Figure 2: Transferring samples from a tube to a microtiter plate
To address the most common mistakes occurring during sample transfer, we developed a dedicated module in our pipetting tool, PlatR. This module enables a guided transfer of samples with respective barcodes to designated positions on 96-well or 384-well plates. The process involves scanning a barcode, which is matched with the correct position on a predefined pipetting plan. An illuminating light beneath the matched well guides the user on where to transfer the sample. This guided process also automatically logs each action performed by the user, greatly enhancing traceability.
Transferring samples from plate to plate
When transferring samples from one plate to another, a common scenario is a high-throughput screening, where selected samples with specific characteristics need to be transferred for further processing. For example, you may need to transfer samples from more 384-well plates to a 96-well plate. In this case, a user needs two plans: one for the source plate specifying designated well positions and another for the target plate, indicating the desired destination for selected samples, as illustrated below. This process can be tedious, time-consuming, and prone to errors. Therefore, leveraging digital tools and liquid handling instruments can significantly enhance efficiency, traceability, and long-term cost savings.
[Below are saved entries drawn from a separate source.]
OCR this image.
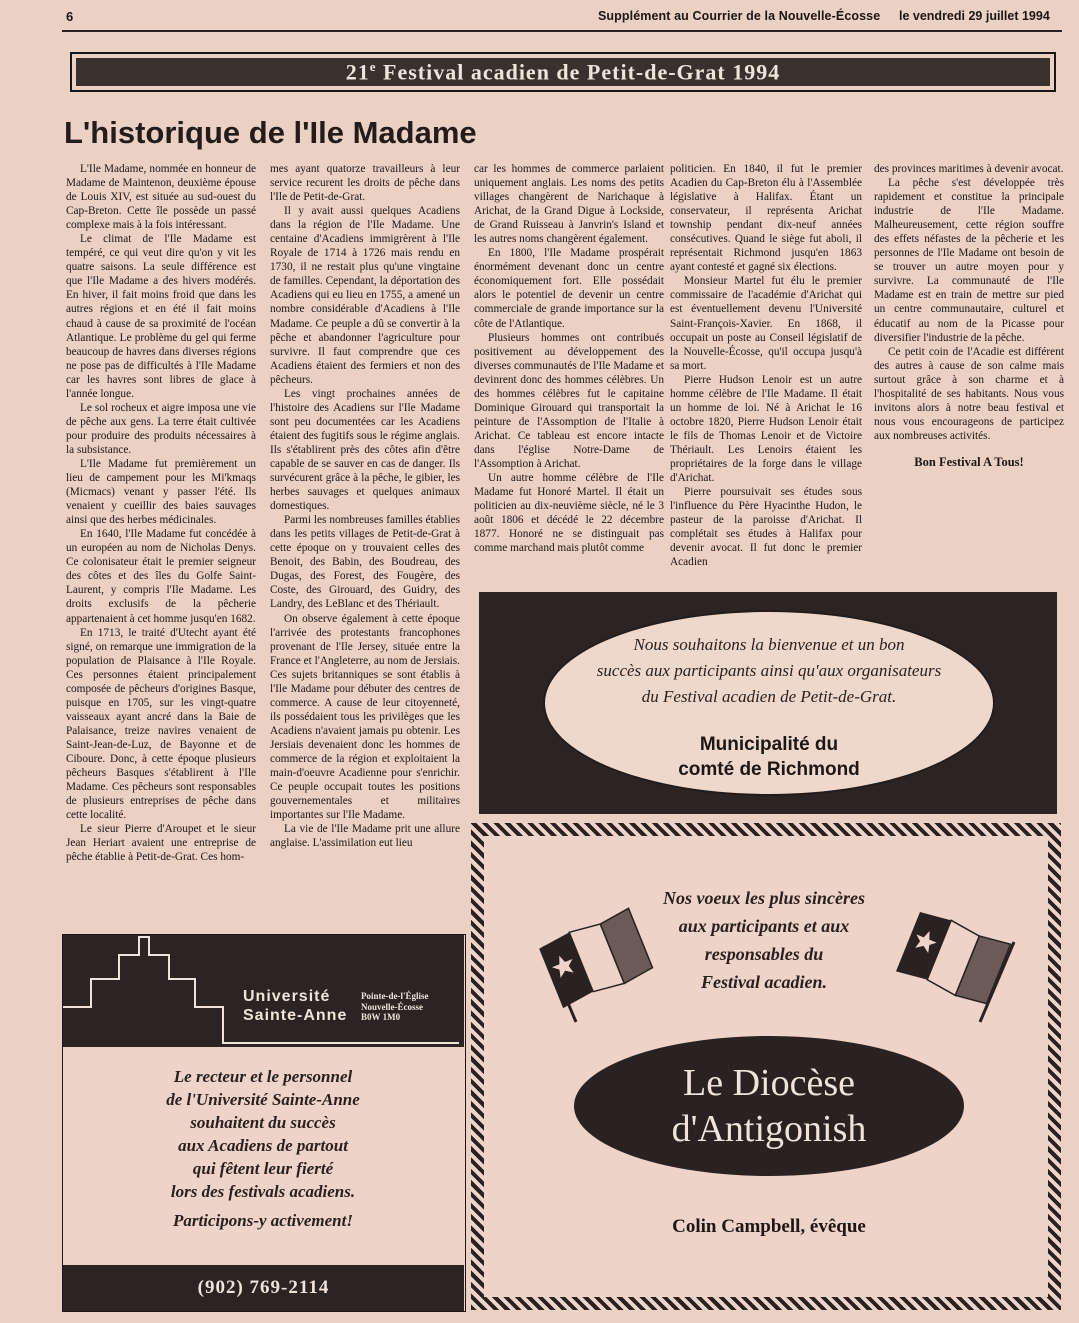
6	Supplément au Courrier de la Nouvelle-Écosse le vendredi 29 juillet 1994
21e Festival acadien de Petit-de-Grat 1994
L'historique de l'Ile Madame

L'Ile Madame, nommée en honneur de Madame de Maintenon, deuxième épouse de Louis XIV, est située au sud-ouest du Cap-Breton. Cette île possède un passé complexe mais à la fois intéressant.

Le climat de l'Ile Madame est tempéré, ce qui veut dire qu'on y vit les quatre saisons. La seule différence est que l'Ile Madame a des hivers modérés. En hiver, il fait moins froid que dans les autres régions et en été il fait moins chaud à cause de sa proximité de l'océan Atlantique. Le problème du gel qui ferme beaucoup de havres dans diverses régions ne pose pas de difficultés à l'Ile Madame car les havres sont libres de glace à l'année longue.

Le sol rocheux et aigre imposa une vie de pêche aux gens. La terre était cultivée pour produire des produits nécessaires à la subsistance.

L'Ile Madame fut premièrement un lieu de campement pour les Mi'kmaqs (Micmacs) venant y passer l'été. Ils venaient y cueillir des baies sauvages ainsi que des herbes médicinales.

En 1640, l'Ile Madame fut concédée à un européen au nom de Nicholas Denys. Ce colonisateur était le premier seigneur des côtes et des îles du Golfe Saint-Laurent, y compris l'Ile Madame. Les droits exclusifs de la pêcherie appartenaient à cet homme jusqu'en 1682.

En 1713, le traité d'Utecht ayant été signé, on remarque une immigration de la population de Plaisance à l'Ile Royale. Ces personnes étaient principalement composée de pêcheurs d'origines Basque, puisque en 1705, sur les vingt-quatre vaisseaux ayant ancré dans la Baie de Palaisance, treize navires venaient de Saint-Jean-de-Luz, de Bayonne et de Ciboure. Donc, à cette époque plusieurs pêcheurs Basques s'établirent à l'Ile Madame. Ces pêcheurs sont responsables de plusieurs entreprises de pêche dans cette localité.

Le sieur Pierre d'Aroupet et le sieur Jean Heriart avaient une entreprise de pêche établie à Petit-de-Grat. Ces hom-

mes ayant quatorze travailleurs à leur service recurent les droits de pêche dans l'Ile de Petit-de-Grat.

Il y avait aussi quelques Acadiens dans la région de l'Ile Madame. Une centaine d'Acadiens immigrèrent à l'Ile Royale de 1714 à 1726 mais rendu en 1730, il ne restait plus qu'une vingtaine de familles. Cependant, la déportation des Acadiens qui eu lieu en 1755, a amené un nombre considérable d'Acadiens à l'Ile Madame. Ce peuple a dû se convertir à la pêche et abandonner l'agriculture pour survivre. Il faut comprendre que ces Acadiens étaient des fermiers et non des pêcheurs.

Les vingt prochaines années de l'histoire des Acadiens sur l'Ile Madame sont peu documentées car les Acadiens étaient des fugitifs sous le régime anglais. Ils s'établirent près des côtes afin d'être capable de se sauver en cas de danger. Ils survécurent grâce à la pêche, le gibier, les herbes sauvages et quelques animaux domestiques.

Parmi les nombreuses familles établies dans les petits villages de Petit-de-Grat à cette époque on y trouvaient celles des Benoit, des Babin, des Boudreau, des Dugas, des Forest, des Fougère, des Coste, des Girouard, des Guidry, des Landry, des LeBlanc et des Thériault.

On observe également à cette époque l'arrivée des protestants francophones provenant de l'Ile Jersey, située entre la France et l'Angleterre, au nom de Jersiais. Ces sujets britanniques se sont établis à l'Ile Madame pour débuter des centres de commerce. A cause de leur citoyenneté, ils possédaient tous les privilèges que les Acadiens n'avaient jamais pu obtenir. Les Jersiais devenaient donc les hommes de commerce de la région et exploitaient la main-d'oeuvre Acadienne pour s'enrichir. Ce peuple occupait toutes les positions gouvernementales et militaires importantes sur l'Ile Madame.

La vie de l'Ile Madame prit une allure anglaise. L'assimilation eut lieu

car les hommes de commerce parlaient uniquement anglais. Les noms des petits villages changèrent de Narichaque à Arichat, de la Grand Digue à Lockside, de Grand Ruisseau à Janvrin's Island et les autres noms changèrent également.

En 1800, l'Ile Madame prospérait énormément devenant donc un centre économiquement fort. Elle possédait alors le potentiel de devenir un centre commerciale de grande importance sur la côte de l'Atlantique.

Plusieurs hommes ont contribués positivement au développement des diverses communautés de l'Ile Madame et devinrent donc des hommes célèbres. Un des hommes célèbres fut le capitaine Dominique Girouard qui transportait la peinture de l'Assomption de l'Italie à Arichat. Ce tableau est encore intacte dans l'église Notre-Dame de l'Assomption à Arichat.

Un autre homme célèbre de l'Ile Madame fut Honoré Martel. Il était un politicien au dix-neuvième siècle, né le 3 août 1806 et décédé le 22 décembre 1877. Honoré ne se distinguait pas comme marchand mais plutôt comme

politicien. En 1840, il fut le premier Acadien du Cap-Breton élu à l'Assemblée législative à Halifax. Étant un conservateur, il représenta Arichat township pendant dix-neuf années consécutives. Quand le siège fut aboli, il représentait Richmond jusqu'en 1863 ayant contesté et gagné six élections.

Monsieur Martel fut élu le premier commissaire de l'académie d'Arichat qui est éventuellement devenu l'Université Saint-François-Xavier. En 1868, il occupait un poste au Conseil législatif de la Nouvelle-Écosse, qu'il occupa jusqu'à sa mort.

Pierre Hudson Lenoir est un autre homme célèbre de l'Ile Madame. Il était un homme de loi. Né à Arichat le 16 octobre 1820, Pierre Hudson Lenoir était le fils de Thomas Lenoir et de Victoire Thériault. Les Lenoirs étaient les propriétaires de la forge dans le village d'Arichat.

Pierre poursuivait ses études sous l'influence du Père Hyacinthe Hudon, le pasteur de la paroisse d'Arichat. Il complétait ses études à Halifax pour devenir avocat. Il fut donc le premier Acadien

des provinces maritimes à devenir avocat.

La pêche s'est développée très rapidement et constitue la principale industrie de l'Ile Madame. Malheureusement, cette région souffre des effets néfastes de la pêcherie et les personnes de l'Ile Madame ont besoin de se trouver un autre moyen pour y survivre. La communauté de l'Ile Madame est en train de mettre sur pied un centre communautaire, culturel et éducatif au nom de la Picasse pour diversifier l'industrie de la pêche.

Ce petit coin de l'Acadie est différent des autres à cause de son calme mais surtout grâce à son charme et à l'hospitalité de ses habitants. Nous vous invitons alors à notre beau festival et nous vous encourageons de participez aux nombreuses activités.

Bon Festival A Tous!

Nous souhaitons la bienvenue et un bon
succès aux participants ainsi qu'aux organisateurs
du Festival acadien de Petit-de-Grat.
Municipalité du
comté de Richmond
Nos voeux les plus sincères
aux participants et aux
responsables du
Festival acadien.
Le Diocèse
d'Antigonish
Colin Campbell, évêque
Université
Sainte-Anne
Pointe-de-l'Église
Nouvelle-Écosse
B0W 1M0
Le recteur et le personnel
de l'Université Sainte-Anne
souhaitent du succès
aux Acadiens de partout
qui fêtent leur fierté
lors des festivals acadiens.
Participons-y activement!
(902) 769-2114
Figure 3: Transferring samples from more 96-well plates to one 96-well plate
Cherry picking, remains a vital and indispensable methodology in life sciences for selecting relevant samples from cell lines, drug discovery, genomics, proteomics, and other experiments. This process has undergone a remarkable transformation, leading to increased efficiency and heightened traceability.
Embracing digital tools not only streamlines Cherry picking operations but also empowers researchers to make well-informed decisions, accelerating scientific discoveries and advancements in the life science field.